The original report outlined the specific circumstances of the applications’ rejection, and reacting, market observers suggested that this amounted to little more than a technicality.
The WSJ stated that “the SEC told the exchanges that it returned the filings because they didn’t name the spot bitcoin exchange with which they are expected to have a ‘surveillance-sharing agreement’ or provide enough information about the details of those surveillance arrangements.”
“Asset managers can update the language and refile,” it added.
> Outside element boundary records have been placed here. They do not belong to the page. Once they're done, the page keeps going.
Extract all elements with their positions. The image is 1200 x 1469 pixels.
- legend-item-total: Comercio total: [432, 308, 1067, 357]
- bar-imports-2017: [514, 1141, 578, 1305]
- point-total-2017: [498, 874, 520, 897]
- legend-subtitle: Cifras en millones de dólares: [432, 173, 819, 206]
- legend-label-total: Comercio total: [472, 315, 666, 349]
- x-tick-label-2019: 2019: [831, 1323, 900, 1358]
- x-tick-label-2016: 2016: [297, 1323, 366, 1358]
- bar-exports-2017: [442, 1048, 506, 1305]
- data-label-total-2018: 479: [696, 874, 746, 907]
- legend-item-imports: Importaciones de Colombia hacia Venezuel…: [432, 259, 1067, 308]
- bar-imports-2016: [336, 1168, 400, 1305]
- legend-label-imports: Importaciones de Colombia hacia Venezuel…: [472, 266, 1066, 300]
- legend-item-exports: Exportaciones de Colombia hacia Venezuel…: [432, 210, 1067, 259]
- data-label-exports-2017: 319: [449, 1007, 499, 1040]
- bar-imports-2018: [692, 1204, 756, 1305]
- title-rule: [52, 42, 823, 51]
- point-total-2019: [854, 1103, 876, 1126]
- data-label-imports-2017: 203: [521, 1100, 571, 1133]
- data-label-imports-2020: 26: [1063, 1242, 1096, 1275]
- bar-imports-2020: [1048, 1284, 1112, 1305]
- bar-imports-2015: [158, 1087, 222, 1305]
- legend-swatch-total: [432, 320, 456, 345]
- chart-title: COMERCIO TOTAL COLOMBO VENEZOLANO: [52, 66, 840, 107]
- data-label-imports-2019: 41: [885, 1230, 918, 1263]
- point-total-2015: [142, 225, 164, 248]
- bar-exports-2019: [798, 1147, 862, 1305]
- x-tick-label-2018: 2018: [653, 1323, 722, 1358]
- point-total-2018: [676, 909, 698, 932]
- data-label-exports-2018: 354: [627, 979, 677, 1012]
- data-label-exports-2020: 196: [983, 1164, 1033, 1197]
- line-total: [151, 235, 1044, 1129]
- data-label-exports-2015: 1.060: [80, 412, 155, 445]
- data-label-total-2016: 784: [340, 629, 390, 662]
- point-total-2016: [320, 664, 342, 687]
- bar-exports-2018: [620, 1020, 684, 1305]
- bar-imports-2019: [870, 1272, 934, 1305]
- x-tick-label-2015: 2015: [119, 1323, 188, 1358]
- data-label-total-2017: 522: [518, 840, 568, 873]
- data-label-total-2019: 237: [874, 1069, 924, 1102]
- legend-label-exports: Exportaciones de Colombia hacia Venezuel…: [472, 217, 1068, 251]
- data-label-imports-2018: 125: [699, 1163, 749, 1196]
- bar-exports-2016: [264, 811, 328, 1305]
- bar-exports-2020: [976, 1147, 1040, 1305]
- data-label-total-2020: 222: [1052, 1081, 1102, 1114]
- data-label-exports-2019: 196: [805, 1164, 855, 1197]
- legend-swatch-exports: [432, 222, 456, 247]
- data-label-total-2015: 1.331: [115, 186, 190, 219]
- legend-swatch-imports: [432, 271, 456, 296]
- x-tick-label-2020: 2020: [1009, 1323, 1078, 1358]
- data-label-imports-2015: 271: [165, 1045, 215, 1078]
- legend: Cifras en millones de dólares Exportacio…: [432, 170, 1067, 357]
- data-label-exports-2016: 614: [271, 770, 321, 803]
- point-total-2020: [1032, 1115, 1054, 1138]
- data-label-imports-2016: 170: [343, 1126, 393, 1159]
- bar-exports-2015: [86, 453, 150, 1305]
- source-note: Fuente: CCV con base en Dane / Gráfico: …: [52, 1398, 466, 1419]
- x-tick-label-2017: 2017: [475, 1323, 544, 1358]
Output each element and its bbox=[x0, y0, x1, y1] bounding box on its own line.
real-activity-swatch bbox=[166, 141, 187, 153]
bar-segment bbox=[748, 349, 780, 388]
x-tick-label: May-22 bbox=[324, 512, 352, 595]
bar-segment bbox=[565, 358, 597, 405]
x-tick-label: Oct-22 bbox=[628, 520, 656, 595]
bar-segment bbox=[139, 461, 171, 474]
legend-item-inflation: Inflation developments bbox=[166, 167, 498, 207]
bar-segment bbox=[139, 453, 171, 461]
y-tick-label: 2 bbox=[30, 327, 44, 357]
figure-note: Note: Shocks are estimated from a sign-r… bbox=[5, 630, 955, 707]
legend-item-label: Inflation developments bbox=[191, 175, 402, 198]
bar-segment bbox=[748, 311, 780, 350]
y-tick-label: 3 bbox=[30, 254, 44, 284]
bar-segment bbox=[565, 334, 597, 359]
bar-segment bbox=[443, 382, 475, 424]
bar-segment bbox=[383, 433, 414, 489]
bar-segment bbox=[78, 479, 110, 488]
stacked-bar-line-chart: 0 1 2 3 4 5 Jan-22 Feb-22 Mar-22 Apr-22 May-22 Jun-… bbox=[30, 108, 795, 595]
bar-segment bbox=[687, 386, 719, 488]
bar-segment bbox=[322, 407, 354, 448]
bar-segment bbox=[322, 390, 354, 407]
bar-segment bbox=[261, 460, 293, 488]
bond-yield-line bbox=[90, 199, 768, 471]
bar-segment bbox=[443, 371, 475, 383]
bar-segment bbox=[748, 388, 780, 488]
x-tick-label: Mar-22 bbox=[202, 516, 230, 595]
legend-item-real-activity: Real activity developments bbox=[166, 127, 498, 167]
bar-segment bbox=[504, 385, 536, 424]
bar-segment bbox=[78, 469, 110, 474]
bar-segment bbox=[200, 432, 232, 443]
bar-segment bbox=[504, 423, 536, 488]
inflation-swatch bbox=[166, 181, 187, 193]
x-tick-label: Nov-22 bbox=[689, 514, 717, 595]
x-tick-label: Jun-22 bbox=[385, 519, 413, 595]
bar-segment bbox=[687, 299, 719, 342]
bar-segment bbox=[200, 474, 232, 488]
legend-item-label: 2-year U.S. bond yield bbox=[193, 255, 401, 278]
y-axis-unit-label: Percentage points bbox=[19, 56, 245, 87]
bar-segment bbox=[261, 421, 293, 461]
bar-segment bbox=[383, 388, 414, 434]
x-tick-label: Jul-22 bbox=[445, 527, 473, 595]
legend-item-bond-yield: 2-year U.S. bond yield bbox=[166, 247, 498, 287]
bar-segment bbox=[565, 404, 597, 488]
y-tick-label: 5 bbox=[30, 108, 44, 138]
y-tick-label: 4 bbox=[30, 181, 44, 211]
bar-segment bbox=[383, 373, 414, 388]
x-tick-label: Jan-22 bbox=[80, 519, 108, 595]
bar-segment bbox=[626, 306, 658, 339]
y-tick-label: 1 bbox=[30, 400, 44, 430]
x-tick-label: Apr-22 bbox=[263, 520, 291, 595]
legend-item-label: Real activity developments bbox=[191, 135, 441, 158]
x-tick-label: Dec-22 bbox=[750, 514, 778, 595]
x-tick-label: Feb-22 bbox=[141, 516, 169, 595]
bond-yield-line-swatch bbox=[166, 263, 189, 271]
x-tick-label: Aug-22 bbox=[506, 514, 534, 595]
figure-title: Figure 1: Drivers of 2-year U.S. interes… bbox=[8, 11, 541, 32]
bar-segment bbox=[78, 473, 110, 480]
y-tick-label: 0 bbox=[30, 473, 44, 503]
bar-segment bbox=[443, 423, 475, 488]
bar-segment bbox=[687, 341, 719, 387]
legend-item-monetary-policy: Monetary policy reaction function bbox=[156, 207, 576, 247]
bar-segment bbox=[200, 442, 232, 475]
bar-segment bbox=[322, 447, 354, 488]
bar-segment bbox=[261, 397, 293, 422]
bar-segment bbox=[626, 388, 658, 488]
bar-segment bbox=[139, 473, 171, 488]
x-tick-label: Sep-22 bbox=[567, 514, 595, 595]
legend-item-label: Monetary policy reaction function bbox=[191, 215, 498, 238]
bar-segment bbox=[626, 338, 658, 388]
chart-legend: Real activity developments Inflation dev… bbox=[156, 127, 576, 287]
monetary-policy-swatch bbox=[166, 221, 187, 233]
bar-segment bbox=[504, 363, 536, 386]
Think the market is overreacting here, seems like the “denial” is just a technicality and Blackrock/Fidelity just have to refile naming Coinbase as the exchange that they have a “surveillance-sharing agreement” with
— Will Clemente (@WClementeIII) June 30, 2023
“This could even be interpreted that the SEC are indicating to BlackRock, what they need to do, to get this across the line and approved… which is also positive,” financial commentator Tedtalksmacro argued in a more optimistic take.
Rate hike bets surge despite PCE data beating expectations
Bitcoin nonetheless traded down over $1,000 versus the day’s highs at the time of writing.
Its losses come at a prescient time, with the monthly and quarterly candle close due in a matter of hours.
Separately, U.S. macroeconomic data provided further confusion for risk asset markets more broadly.
The Personal Consumption Expenditures (PCE) Index print came in lower than expected and even managed its biggest drop in a year.
BREAKING: PCE inflation, the Fed’s preferred inflation metric, FALLS to 3.8%, below expectations of 4.6%.
Core PCE inflation is now at 4.6%, also below expectations of 4.7%.
This is the largest monthly drop this year.
The Fed may finally be winning the fight against inflation.
— The Kobeissi Letter (@KobeissiLetter) June 30, 2023
Despite signals that inflation is slowing, however, markets began to price in a bigger chance of interest rate hikes returning in July.
The latest data from CME Group’s FedWatch Tool put the odds of a 25-basis-point hike next at nearly 90%.
Responding, financial commentary resource The Kobeissi Letter argued that inflation was simply too high despite the result.
“Interest rate expectations are RISING after the release of PCE inflation data this morning. But why?” it queried.
“Core PCE inflation, the Fed’s preferred inflation metric, is now UNCHANGED since December 2022. Core PCE inflation is now at 4.6% and still a major problem for the Fed.”